Talent is being more conservative than ever when it comes to joining early-stage startups
Now is the time when great talent can see the most personal upside from these companies
For the past decade, the idea of joining a rocket ship, or hopping between rocket ships to land on something great, was a beloved talent strategy. Over the last year, this seems to have flipped dramatically in the opposite direction for many entrepreneurial leaders, who are now doubting the value of joining an early stage company or high-growth tech more broadly. Looking at the history of economic value aggregation to talent in cycles past, it’s actually in market environments where valuations are reasonable, great talent retains significant impact, and the “bubble has just popped” when the upside of participating in one of these journeys is highest. Of course, choosing the right business, at the right stage, still matters most.
IMPACT OF TECHNOLOGY AND LABOR
With the chaotic surge in AI tools, employees everywhere are adopting new technologies and introducing safety risks to their employers
Productivity is just as important as security
AI has become a thrilling yet divisive force in the corporate world, evoking both excitement and caution. It's a high-stakes game where companies navigate the delicate balance between rapid AI adoption and understanding its security implications. This race often sees organizations outpaced by technology's swift evolution, leaving them to grapple with unforeseen security challenges. Amidst this dynamic landscape, a new kind of service will emerge as a corporate guide, illuminating the murky aspects of AI security and enabling organizations to harness its full potential. In high demand, they’ll play a crucial role in shaping the pace and direction of AI integration in the enterprise realm, turning chaos into opportunity.
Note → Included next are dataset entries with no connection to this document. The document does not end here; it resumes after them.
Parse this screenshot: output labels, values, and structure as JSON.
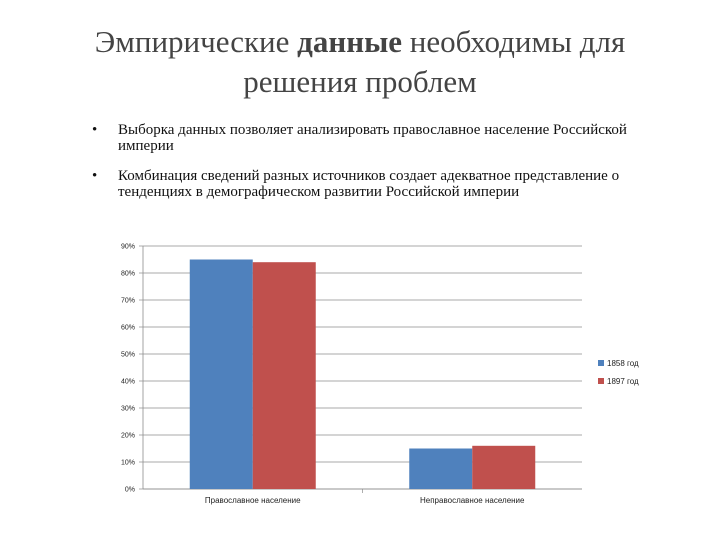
{
  "slide": {
    "title_part1": "Эмпирические",
    "title_bold": "данные",
    "title_part2": "необходимы для решения проблем",
    "bullets": [
      "Выборка данных позволяет анализировать православное население Российской империи",
      "Комбинация сведений разных источников создает адекватное представление о тенденциях в демографическом развитии Российской империи"
    ],
    "bullet_marker": "•"
  },
  "chart_data": {
    "type": "bar",
    "categories": [
      "Православное население",
      "Неправославное население"
    ],
    "series": [
      {
        "name": "1858 год",
        "values": [
          85,
          15
        ],
        "color": "#4f81bd"
      },
      {
        "name": "1897 год",
        "values": [
          84,
          16
        ],
        "color": "#c0504d"
      }
    ],
    "ylim": [
      0,
      90
    ],
    "yticks": [
      0,
      10,
      20,
      30,
      40,
      50,
      60,
      70,
      80,
      90
    ],
    "tick_suffix": "%",
    "grid": true,
    "legend_position": "right",
    "title": "",
    "xlabel": "",
    "ylabel": ""
  }
}
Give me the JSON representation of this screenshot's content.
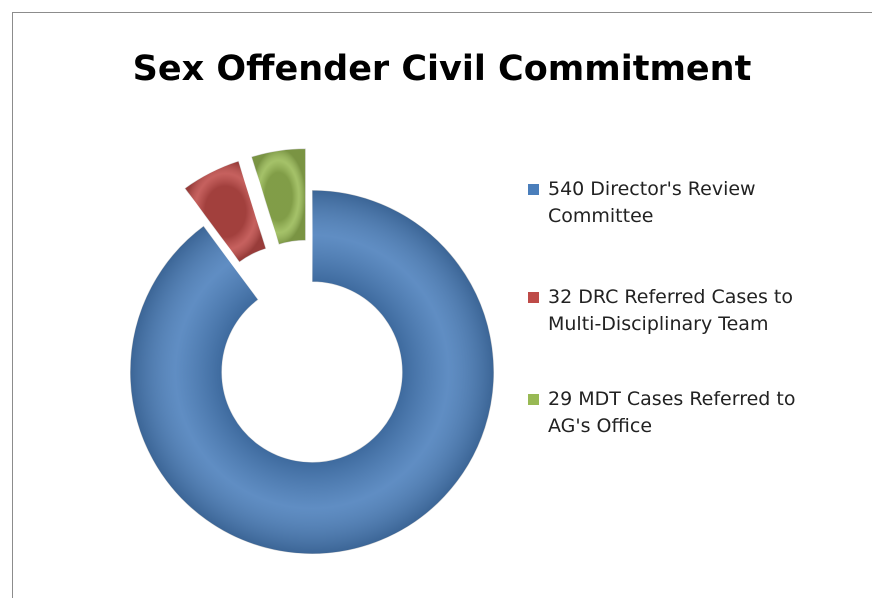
{
  "chart_data": {
    "type": "doughnut",
    "title": "Sex Offender Civil Commitment",
    "categories": [
      "540 Director's Review Committee",
      "32 DRC Referred  Cases to Multi-Disciplinary Team",
      "29 MDT Cases  Referred to AG's Office"
    ],
    "values": [
      540,
      32,
      29
    ],
    "colors": [
      "#4a7ebb",
      "#be4b48",
      "#98b954"
    ],
    "legend": "right"
  }
}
The economy has been obsessed with knowledge work (at the expense of manual work) for the past 60 years
Skilled laborers now find themselves in a more powerful position relative to office dwellers
Globalization and automation over the last sixty years have created a modern U.S. economy obsessed with knowledge work at the expense of manufacturing, partly because we've always believed the robots would eventually do the heavy lifting. Now, we face an economy where the robots are turning to knowledge work through advances in generative AI, and we have a generation of knowledge workers who rejected traditional trades in favor of chasing bits and bytes. In 2024, we expect to continue seeing businesses rise to bridge the emergent skills gaps and deliver locally-delivered, physical trades with modern user experiences. We also anticipate that the lessons of pandemic supply shortages will continue to drive shortened supply chains and risk management through on-shoring and hardening of critical manufacturing inputs.
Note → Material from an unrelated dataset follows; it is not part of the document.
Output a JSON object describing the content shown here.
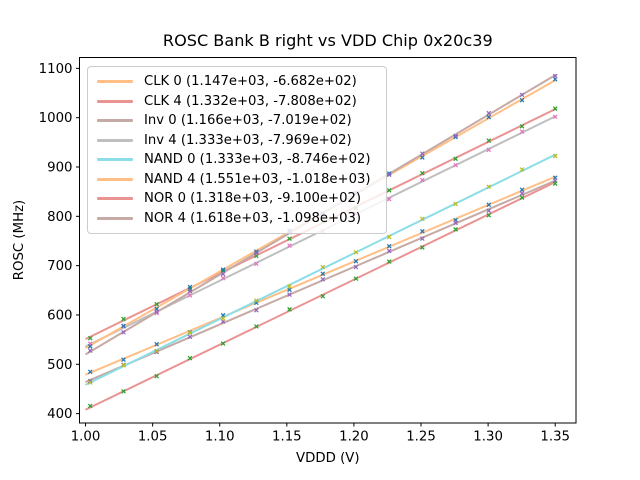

Some of the most important interactions and conversations in healthcare are taking place outside of the doctor’s office
Providers will need, but are not equipped, to invest in these channels
Our whole healthcare system has been set up to optimize for billable activities with a clinician. These obviously still have a great deal of value, but the combination of provider shortages, shifts towards value-based care, changes to risk adjustment, and an increased recognition of the importance both of communicating with patients in new ways and of addressing issues that may not be “healthcare” as we strictly define it, are catching traditional provider organizations wrong-footed. They don’t have the people, the technology, or the know-how to take advantage of the most critical moments outside of the doctor’s office. Organizations are going to have to become fluent here, creating tremendous opportunity to build new types of healthcare services companies and to build technologies and services to help existing providers transition.